On generalizing cryptographic results to Sidon sets in $\mathbb{F}_2^n$
Darrion Thornburgh
TL;DR
This work establishes a deep link between Sidon sets in $\mathbb{F}_2^n$ and cryptographic object classifications (APN/AB) via Fourier-analytic and graph-theoretic tools. It generalizes differential/linear-attack notions to set-based counterparts $\delta_S$ and $\gamma_S$, showing that $k$-covers correspond to Sidon sets with minimal linearity, and that Cayley graphs of $\gamma_S$ are strongly regular precisely in this regime when separability holds.
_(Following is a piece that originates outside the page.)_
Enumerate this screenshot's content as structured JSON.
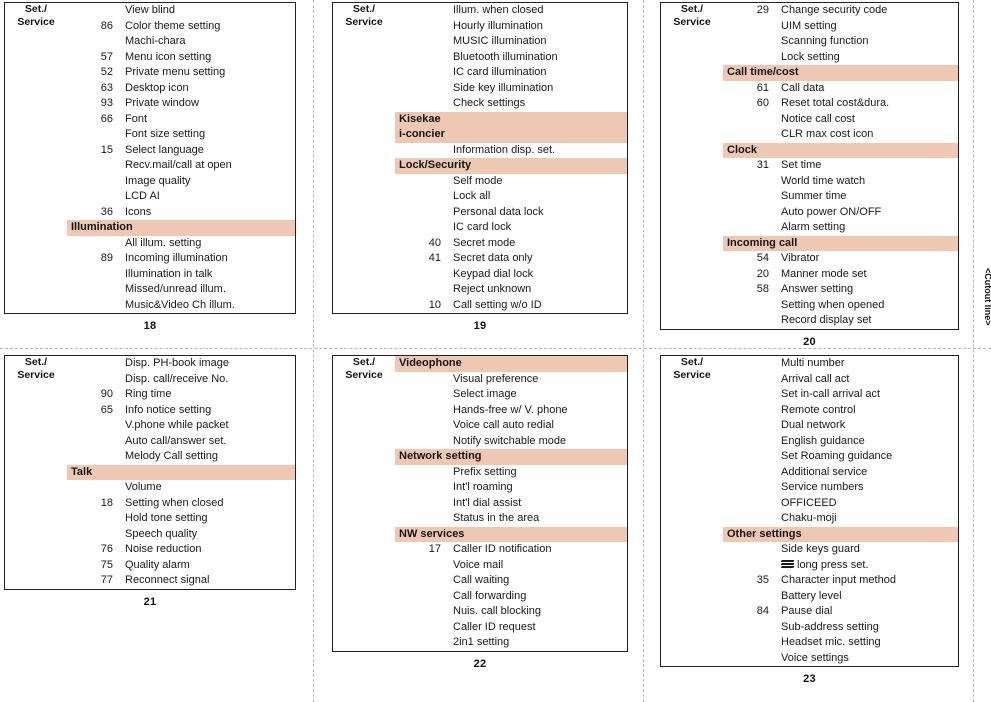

A central result is a classification: if $\mathrm{Cay}(\gamma_S)$ has two eigenvalues, then $n\in\{1,2,4\}$ with restricted $(n,s)$; if three or more eigenvalues occur, $S$ is a $k$-cover iff $\mathrm{Cay}(\gamma_S)$ is SRG and $S$ is separable, leading to explicit SRG parameters. The paper also constructs notable objects, including the unique rank-3 SRG with $(2048,276,44,36)$ from a $1$-cover example, and improves the best-known lower bounds on the largest Sidon set in $\mathbb{F}_2^{4t+1}$ by leveraging Kloosterman-sum bounds. These results illuminate the cryptographic significance of Sidon-structured sets and their rich combinatorial-graph-theoretic manifestations.
Abstract
A Sidon set $S$ in $\mathbb{F}_2^n$ is a set such that $x+y=z+w$ has no solutions $x,y,z,w \in S$ with $x,y,z,w$ all distinct. In this paper, we prove various results on Sidon sets by using or generalizing known cryptographic results. In particular, we generalize known results on the Walsh transform of almost perfect nonlinear (APN) functions to Sidon sets. One such result is that we classify Sidon sets with minimal linearity as those that are $k$-covers. That is, Sidon sets with minimal linearity are those Sidon sets $S \subseteq \mathbb{F}_2^n$ such that there exists $k > 0$ such that for any $p \in \mathbb{F}_2^n \setminus S$, there are exactly $k$ subsets $\{x,y,z\} \subseteq S$ such that $x+y+z = p$. From this, we also classify $k$-covers by means of the Cayley graph of a particular Boolean function, and we construct the unique rank $3$ strongly regular graph with parameters $(2048, 276, 44, 36)$ as the Cayley graph of a Boolean function. Finally, by computing the linearity of a particular family of Sidon sets, we increase the best-known lower bound of the largest Sidon set in $\mathbb{F}_2^{4t+1}$ by $1$ for all $t \geq 4$.